The Crack Chronicles: Our Story Begins

Once upon a time, there was a Very Special Little Boy whose real name we won’t mention so as to avoid being dragged into court. This little boy had a happy life. He lived in a nice house in a nice neighborhood. He had a nice chain-smoking Daddy, a nice clueless Mommy, a doggie and a kitty. Life was fun for the little boy; he liked to do lots of things. But most of all he liked to scream. He liked screaming so much, in fact, that he tried to do it just as much as he could! He screamed on his way to school, he screamed coming home. He screamed in the front yard and in the back. On his swingset he screamed, and on the porch. He’d scream when he had company, and he’d scream all by himself. O what fun it it is to scream!

And since he was such a Very Special Little Boy, of course, all that screaming couldn’t possibly bother anyone. After all, he was Only a Child…

Until one day, the Mean Lady moved in next door.

The Mean Lady did not think the little boy’s screaming was special or cute. In fact she thought it was loud! She sat in her house and she heard the screaming, she closed the windows but she heard it still. The Mean Lady brooded and she thought and she thought and she said to herself, “AAUUGH! What the hell is wrong with that goddamn kid? Is he retarded or something? What a fucking Crack Monkey! SHUT THE FUCK UP FOR GOD’S SAKE!!”

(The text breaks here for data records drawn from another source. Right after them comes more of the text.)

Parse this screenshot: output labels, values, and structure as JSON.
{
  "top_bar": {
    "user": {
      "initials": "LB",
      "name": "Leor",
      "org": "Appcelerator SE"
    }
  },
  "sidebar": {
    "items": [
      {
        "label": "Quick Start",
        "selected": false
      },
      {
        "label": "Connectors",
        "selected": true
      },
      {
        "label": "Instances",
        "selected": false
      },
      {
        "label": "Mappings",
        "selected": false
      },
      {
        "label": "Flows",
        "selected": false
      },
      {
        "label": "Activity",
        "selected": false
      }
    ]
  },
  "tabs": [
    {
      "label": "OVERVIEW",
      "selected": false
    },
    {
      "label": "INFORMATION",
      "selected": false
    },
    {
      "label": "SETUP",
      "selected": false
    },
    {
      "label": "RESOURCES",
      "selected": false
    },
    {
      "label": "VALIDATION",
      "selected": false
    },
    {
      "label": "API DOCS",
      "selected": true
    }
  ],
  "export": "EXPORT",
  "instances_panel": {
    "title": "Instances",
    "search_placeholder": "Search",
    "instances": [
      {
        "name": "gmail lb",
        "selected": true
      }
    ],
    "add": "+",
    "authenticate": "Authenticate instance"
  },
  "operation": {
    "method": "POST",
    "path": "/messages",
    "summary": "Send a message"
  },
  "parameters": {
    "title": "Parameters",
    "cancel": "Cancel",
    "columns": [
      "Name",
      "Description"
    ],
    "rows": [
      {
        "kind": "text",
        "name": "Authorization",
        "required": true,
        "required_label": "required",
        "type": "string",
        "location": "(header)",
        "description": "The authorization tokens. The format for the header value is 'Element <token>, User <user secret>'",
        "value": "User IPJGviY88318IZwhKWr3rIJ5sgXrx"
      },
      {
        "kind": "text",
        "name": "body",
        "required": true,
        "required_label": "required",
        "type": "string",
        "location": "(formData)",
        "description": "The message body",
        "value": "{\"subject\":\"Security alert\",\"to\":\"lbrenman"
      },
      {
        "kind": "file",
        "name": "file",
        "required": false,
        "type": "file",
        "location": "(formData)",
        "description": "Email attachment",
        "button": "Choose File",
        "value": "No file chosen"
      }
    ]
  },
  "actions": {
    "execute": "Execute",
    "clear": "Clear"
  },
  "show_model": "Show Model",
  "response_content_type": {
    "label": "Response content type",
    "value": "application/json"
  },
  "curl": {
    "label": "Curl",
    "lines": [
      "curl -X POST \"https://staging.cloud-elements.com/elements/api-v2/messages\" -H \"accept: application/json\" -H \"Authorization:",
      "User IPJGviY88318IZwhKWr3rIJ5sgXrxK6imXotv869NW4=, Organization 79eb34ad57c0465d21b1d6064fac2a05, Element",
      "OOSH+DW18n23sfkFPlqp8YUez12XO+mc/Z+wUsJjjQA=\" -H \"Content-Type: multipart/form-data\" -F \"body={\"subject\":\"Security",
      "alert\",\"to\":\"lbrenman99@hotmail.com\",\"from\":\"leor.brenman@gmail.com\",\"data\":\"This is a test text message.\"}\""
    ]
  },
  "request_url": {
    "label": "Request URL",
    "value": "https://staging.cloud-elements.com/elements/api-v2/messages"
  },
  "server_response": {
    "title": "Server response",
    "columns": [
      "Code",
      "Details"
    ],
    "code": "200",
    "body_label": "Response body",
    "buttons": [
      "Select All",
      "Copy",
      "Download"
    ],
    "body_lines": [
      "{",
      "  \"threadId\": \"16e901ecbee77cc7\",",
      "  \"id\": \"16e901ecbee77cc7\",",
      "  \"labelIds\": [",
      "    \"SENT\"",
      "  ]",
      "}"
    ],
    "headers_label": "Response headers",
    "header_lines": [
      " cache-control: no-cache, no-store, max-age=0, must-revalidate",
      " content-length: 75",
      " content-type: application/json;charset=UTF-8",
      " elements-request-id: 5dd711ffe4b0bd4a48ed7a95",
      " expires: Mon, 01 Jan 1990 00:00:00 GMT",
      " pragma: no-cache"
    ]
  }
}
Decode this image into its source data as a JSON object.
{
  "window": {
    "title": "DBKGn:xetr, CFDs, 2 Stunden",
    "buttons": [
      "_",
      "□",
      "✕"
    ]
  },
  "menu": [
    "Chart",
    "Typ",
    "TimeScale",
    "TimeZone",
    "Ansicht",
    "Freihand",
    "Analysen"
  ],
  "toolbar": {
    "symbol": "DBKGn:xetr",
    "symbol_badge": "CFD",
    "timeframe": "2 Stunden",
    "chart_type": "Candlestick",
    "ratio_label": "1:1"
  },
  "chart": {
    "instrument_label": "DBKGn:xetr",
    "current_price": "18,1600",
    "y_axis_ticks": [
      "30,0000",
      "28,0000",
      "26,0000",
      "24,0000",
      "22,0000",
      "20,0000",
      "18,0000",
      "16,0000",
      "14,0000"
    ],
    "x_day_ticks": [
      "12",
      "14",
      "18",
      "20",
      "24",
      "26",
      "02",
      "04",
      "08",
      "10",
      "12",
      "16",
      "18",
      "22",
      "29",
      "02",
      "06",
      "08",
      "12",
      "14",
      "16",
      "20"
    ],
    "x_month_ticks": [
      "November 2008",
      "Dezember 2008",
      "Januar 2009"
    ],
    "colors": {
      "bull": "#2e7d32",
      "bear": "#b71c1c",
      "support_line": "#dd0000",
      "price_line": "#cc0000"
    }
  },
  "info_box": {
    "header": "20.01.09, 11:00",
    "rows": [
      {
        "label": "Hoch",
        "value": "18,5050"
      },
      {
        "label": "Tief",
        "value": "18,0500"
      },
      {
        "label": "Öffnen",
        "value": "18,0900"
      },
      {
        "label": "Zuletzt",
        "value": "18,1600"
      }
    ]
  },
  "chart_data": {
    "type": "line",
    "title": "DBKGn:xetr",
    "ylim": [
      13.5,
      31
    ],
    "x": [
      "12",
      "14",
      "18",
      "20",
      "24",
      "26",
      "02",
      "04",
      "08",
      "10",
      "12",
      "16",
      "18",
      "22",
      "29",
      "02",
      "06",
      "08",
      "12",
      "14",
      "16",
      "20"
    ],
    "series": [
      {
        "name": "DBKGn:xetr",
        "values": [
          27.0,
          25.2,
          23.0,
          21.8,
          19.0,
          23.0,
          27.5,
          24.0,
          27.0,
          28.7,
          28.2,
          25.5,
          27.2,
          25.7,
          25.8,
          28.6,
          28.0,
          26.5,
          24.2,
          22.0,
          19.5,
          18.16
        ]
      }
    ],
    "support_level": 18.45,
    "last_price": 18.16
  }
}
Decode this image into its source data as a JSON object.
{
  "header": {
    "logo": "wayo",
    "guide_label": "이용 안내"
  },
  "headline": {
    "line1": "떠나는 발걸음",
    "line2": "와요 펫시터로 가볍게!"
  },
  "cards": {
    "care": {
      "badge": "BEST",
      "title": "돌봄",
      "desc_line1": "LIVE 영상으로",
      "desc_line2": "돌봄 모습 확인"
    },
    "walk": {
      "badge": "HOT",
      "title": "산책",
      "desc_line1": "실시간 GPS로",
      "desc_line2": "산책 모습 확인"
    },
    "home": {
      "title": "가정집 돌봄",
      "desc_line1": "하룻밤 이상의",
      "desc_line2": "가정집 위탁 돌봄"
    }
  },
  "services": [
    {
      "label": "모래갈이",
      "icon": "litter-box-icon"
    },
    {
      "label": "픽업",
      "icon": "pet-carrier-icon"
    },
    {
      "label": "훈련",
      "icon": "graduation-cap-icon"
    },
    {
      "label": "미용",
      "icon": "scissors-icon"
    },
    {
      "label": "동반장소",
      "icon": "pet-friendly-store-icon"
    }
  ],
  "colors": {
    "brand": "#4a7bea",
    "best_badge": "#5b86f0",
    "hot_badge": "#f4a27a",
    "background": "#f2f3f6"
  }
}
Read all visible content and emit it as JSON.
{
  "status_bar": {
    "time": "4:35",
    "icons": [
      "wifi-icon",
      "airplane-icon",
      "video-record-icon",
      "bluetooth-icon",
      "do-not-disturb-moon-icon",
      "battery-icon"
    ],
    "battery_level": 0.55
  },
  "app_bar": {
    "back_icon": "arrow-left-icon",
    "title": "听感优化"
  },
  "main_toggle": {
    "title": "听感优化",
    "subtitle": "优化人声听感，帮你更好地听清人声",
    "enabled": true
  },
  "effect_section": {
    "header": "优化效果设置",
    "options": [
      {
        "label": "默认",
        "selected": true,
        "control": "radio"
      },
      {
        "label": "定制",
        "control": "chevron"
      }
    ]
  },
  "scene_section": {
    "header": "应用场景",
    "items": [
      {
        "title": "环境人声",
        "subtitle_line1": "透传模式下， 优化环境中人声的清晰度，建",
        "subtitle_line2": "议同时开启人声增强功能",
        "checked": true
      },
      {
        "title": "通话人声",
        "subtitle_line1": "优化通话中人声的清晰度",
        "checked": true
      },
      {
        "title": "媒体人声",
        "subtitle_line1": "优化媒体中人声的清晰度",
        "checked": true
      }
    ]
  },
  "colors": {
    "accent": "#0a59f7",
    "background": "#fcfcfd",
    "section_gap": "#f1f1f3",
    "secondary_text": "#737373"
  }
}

And so it went on for quite some time. The little Crack Monkey screamed, and the Mean Lady tried to think of ways to make him stop. She tried playing the Death Metal from out of her window; she tried complaining to chain-smoking Daddy. But nothing would work. She thought of lots of other ways to make Crack Monkey stop, but realized they would all land her in Federal Prison.

Finally one day the Mean Lady said, “Enough! Fine, Crack Monkey, have it your way! Scream if you want to. But since I can’t make you stop, the least I can do with the tattered remains of my sanity is to write about your hateful annoying antics on the internet! Soon the whole world will know what an evil, worthless, wretched little Crack Monkey you are! So there!”

And that, my friends, is the story of how this section of the blog came to be. Someday soon the Mean Lady will tell you more stories about the Crack Monkey. But only if you are good boys and girls, and only if you promise to SHUT THE FUCK UP!

2 Responses to “The Crack Chronicles: Our Story Begins”

  1. monkeygirl Says:

    Things could be worse for the kid. He could have the mean pregnant lady living next door – who has absolutely no tolerance right now for such madness. I don’t think I’d have a problem at this point telling the kid to shut the fuck up.

    BTW, I don’t particularly like the word monkey being used in vain!!!

  2. whistler Says:

    I sleep next to a mean pregnant lady. Does that count?!?